Before describing the papers, a few words on their connection to physics:

Both papers draw on the broad field of Statistical Mechanics, a branch of physics that attempts to derive macroscopic properties of objects such as temperature and pressure from the motion of particles (atoms, molecules) that constitute them.

The essence of statistical mechanics lies in the empirically observed fact that large collections of molecules, when subjected to the same external conditions, tend to display the same macroscopic properties. This, despite the fact the individual molecules are moving about at random speeds and in random directions. James Clerk Maxwell and Ludwig Boltzmann derived the mathematical equation that describes the fraction of particles that have a given speed for the special case of an ideal gas – i.e., a gas in which there are no forces between molecules. The equation can be used to derive macroscopic properties such as the total energy, pressure etc.

Other familiar macroscopic properties such as magnetism or the vortex patterns in fluid flow can (in principle) also be derived from microscopic considerations. The key point here is that the collective properties (such as pressure or magnetism) are insensitive to microscopic details of what is going in the system.
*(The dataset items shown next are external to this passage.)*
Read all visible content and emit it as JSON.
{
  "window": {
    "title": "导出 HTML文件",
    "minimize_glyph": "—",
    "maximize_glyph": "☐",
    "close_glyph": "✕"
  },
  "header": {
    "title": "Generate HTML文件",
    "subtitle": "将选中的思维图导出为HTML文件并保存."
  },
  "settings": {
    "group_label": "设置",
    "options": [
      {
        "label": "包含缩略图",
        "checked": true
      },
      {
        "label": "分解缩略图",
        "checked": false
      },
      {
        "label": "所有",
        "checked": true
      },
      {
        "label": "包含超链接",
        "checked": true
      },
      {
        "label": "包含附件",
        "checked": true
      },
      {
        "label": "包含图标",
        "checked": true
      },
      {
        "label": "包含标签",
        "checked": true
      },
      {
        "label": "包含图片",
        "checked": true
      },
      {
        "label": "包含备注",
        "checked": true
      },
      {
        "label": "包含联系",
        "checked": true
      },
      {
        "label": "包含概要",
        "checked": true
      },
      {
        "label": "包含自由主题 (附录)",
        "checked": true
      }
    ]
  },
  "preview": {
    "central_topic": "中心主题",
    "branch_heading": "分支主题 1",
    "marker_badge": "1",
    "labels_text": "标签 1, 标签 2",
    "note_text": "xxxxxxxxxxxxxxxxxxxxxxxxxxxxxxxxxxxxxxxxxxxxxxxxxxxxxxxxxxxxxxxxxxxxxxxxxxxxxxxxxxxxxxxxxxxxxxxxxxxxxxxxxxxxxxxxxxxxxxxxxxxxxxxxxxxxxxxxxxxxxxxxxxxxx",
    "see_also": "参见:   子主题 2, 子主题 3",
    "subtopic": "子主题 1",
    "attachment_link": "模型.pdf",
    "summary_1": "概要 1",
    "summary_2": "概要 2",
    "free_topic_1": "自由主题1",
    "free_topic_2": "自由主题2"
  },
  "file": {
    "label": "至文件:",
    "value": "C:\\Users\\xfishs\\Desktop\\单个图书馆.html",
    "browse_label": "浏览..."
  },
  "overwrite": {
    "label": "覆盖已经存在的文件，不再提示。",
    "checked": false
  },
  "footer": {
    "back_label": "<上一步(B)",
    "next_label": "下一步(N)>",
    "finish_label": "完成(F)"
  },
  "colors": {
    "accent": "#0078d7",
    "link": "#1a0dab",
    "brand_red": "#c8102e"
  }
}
With that said about the physics connection, let’s move on to the papers.

–x–

In the introduction to his paper Hopfield poses the following question:

“…physical systems made from a large number of simple elements, interactions among large numbers of elementary components yield collective phenomena such as the stable magnetic orientations and domains in a magnetic system or the vortex patterns in fluid flow. Do analogous collective phenomena in a system of simple interacting neurons have useful “computational” correlates?”

The inspired analogy between molecules and neurons led him to propose the mathematical model behind what are now called Hopfield Networks (which are cited in the Nobel press release). Analogous to the insensitivity of the macroscopic properties of gases to the microscopic dynamics of molecules, he demonstrated that a neural network in which each neuron has simple properties can display stable collective computational properties. In particular the network model he constructed displayed persistent “memories” that could be reconstructed from smaller parts of the network. As Hopfield noted in the conclusion to the paper:

“In the model network each “neuron” has elementary properties, and the network has little structure. Nonetheless, collective computational properties spontaneously arose. Memories are retained as stable entities or Gestalts and can be correctly recalled from any reasonably sized subpart. Ambiguities are resolved on a statistical basis. Some capacity for generalization is present, and time ordering of memories can also be encoded.”

–x–

Hinton’s paper, which followed Hopfield’s by a couple of years, describes a network “that is capable of learning the underlying constraints that characterize a domain simply by being shown examples from the domain.” Their network model, which they christened “Boltzmann Machine” for reasons I’ll explain shortly, could (much like Hopfield’s model) reconstruct a pattern from a part thereof. In their words:

“The network modifies the strengths of its connections so as to construct an internal generative model that produces examples with the same probability distribution as the examples it is shown. Then, when shown any particular example, the network can “interpret” it by finding values of the variables in the internal model that would generate the example. When shown a partial example, the network can complete it by finding internal variable values that generate the partial example and using them to generate the remainder.”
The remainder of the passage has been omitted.